Another argument for trying hard to make pack generation play well in an async context certainly is that it commonly happens as part of network interactions like uploading a pack. Right now much of it is a little hypothetical as actual code to prove it works nicely doesn't actually exist, but I am confident it will work as envisioned.

Finally, since both machines, static and non-static are the same at core it should always be possible to return to the non-static one at very low cost should everything else fail.

[Byron]

On another note: I am also thinking backpressure and and back-communication. Backpressure is already present as threads will block once the results channel is full. Back-communication should also be possible if the handed-in closures get access to another synchronized channel of sorts to tell them when to deliver the pack entries they have been working on. Such an algorithm would continuously work (probably until it can't meaningfully improve the deltas) until it is told to deliver what's there right now before continuing. Such a message could then be delivered in the moment somebody actually calls .next() on the iterator, which in turn will be based on how fast data can be written to the output (sync or async).

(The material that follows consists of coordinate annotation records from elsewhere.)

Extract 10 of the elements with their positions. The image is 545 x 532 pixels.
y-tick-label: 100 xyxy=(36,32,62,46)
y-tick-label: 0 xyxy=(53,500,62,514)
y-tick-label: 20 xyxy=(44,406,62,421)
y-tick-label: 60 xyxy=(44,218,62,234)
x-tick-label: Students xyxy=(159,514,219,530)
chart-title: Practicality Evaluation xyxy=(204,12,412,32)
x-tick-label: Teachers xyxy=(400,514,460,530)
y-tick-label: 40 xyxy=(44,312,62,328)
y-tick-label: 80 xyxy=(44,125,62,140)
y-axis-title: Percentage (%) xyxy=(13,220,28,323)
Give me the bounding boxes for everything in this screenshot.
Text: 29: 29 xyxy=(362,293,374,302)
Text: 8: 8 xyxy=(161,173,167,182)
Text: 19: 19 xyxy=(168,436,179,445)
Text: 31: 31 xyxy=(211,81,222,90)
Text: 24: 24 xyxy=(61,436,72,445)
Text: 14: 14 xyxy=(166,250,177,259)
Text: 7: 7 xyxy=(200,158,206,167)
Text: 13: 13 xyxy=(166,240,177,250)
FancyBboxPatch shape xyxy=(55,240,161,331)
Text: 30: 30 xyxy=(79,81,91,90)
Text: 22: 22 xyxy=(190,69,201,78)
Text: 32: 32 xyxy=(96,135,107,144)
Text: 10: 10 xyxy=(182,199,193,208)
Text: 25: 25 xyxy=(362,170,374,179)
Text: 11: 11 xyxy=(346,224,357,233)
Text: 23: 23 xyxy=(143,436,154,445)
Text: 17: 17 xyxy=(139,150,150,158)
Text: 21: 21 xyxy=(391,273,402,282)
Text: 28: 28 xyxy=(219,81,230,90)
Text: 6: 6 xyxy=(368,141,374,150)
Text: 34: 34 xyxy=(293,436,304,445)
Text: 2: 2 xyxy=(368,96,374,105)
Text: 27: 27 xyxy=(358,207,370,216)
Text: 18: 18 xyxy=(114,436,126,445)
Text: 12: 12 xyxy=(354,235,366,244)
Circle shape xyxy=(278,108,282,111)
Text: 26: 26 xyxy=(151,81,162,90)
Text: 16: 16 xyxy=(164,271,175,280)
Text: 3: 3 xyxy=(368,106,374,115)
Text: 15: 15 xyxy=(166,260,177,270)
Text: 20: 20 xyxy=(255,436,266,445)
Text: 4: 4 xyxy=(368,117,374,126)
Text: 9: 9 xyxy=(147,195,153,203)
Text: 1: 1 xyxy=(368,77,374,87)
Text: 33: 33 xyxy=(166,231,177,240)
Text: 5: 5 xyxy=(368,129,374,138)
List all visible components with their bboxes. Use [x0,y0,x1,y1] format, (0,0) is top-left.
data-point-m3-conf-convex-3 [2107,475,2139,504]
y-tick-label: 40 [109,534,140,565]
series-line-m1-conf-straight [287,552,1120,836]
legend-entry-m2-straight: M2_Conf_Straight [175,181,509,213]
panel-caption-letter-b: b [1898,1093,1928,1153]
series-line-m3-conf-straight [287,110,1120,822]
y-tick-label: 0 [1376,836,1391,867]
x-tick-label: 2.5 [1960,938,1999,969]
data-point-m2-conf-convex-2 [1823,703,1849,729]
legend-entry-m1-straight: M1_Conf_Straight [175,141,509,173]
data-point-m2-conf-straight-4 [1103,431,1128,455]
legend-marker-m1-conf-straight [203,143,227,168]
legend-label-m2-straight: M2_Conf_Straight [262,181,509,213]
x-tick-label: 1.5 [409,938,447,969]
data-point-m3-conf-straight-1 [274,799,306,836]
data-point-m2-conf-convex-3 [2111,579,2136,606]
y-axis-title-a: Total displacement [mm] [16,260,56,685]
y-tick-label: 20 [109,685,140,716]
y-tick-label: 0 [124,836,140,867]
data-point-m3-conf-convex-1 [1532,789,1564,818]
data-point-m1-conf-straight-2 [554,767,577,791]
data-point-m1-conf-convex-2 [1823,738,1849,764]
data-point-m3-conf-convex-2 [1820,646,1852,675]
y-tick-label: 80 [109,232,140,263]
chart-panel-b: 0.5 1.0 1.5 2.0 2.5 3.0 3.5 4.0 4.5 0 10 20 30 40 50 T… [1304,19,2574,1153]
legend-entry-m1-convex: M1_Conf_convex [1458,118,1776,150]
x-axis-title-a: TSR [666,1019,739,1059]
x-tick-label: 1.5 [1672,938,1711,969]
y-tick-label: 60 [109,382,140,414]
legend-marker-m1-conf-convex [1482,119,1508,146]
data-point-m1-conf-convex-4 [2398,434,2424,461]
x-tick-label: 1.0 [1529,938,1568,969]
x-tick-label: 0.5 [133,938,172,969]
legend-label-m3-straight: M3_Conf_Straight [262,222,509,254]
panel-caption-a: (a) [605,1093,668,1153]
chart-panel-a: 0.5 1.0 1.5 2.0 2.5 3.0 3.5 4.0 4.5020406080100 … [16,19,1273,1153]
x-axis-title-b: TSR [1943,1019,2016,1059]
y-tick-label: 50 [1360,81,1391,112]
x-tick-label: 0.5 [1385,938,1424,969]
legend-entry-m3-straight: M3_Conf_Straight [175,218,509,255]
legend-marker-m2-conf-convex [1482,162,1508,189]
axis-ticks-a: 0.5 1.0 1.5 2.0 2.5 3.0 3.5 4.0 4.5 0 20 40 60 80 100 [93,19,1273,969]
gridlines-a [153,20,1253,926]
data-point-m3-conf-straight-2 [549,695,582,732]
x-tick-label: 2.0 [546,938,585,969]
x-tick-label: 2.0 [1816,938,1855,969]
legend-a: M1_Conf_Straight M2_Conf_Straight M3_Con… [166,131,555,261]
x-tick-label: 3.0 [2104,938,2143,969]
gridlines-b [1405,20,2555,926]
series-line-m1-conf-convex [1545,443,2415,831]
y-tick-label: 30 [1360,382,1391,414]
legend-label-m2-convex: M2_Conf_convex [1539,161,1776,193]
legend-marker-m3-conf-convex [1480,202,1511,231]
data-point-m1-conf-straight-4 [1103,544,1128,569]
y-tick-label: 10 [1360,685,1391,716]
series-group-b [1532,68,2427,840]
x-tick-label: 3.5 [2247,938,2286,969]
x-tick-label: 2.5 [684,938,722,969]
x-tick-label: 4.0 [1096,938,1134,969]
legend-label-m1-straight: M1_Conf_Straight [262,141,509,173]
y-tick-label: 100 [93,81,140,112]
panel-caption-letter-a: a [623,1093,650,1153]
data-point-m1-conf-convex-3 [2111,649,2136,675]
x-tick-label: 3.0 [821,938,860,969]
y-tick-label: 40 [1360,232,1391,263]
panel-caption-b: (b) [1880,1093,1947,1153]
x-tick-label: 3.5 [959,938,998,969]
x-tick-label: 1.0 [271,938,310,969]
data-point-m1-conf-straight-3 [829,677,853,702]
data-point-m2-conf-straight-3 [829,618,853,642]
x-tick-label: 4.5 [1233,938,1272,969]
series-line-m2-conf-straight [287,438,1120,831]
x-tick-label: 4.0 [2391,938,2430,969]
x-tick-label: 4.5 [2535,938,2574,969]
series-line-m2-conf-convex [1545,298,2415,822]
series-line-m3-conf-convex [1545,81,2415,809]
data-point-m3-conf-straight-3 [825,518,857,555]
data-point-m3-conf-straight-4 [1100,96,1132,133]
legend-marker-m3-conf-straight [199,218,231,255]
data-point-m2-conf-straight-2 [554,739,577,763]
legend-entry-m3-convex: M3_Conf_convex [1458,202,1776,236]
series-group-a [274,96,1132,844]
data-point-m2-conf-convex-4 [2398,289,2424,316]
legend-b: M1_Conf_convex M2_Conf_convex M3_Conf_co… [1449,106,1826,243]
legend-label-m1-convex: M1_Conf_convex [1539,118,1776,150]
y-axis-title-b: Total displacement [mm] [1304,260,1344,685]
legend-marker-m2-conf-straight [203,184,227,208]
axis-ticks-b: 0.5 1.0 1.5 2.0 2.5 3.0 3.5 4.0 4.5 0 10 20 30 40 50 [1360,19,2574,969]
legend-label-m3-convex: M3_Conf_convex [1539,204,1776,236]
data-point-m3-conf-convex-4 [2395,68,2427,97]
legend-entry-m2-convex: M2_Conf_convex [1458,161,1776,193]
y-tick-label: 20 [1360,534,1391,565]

Even though the MVP will not do back-communication I don't see why it shouldn't be possible to implement it. What's neat is that no matter how the machinery operates, in the moment the iterator is dropped it will (potentially with some delay), stop working automatically.

[Byron]

The first break-through: pack files (base object only) can now be written from object ids.

[Byron]

About opportunities for performance improvements

@pascalkuthe I have created quick profile from running cargo build --release --no-default-features --features max,cache-efficiency-debug --bin gix && /usr/bin/time -lp ./target/release/gix -v free pack create -r ../../../git.kernel.org/pub/scm/linux/kernel/git/torvalds/linux --statistics --thin -e tree-traversal --pack-cache-size-mb 200 --object-cache-size-mb 100 HEAD (single-threaded), and here is the result:

My takeaways are as follows:

• indeed, in single-threaded mode the hashset performance doesn't seem to be the issue
• a little less than half the time of the counting phase is spent with getting objects from the object database
• a lot of time is spent parsing trees, and memchr seems particularly hot. It's all about finding a null-byte here and I wonder if this can be any faster though.
• when digging deeper, it shows that many of these ~5s buckets end up spending most of their time in the object database
• and we have 3 seconds in hashbown::set::HashSet::insert()

This is just a quick summary, and right now I am missing a dataset to compare git with gixof various repos of different sizes to understand the size of the performance gap in single-threaded mode. From there it might be possible to figure out what to focus on.

While at it, profiling git might also be useful, which (I think) I did in the past as well. Unfortunately my memory (as well as the notes about this here) are spotty.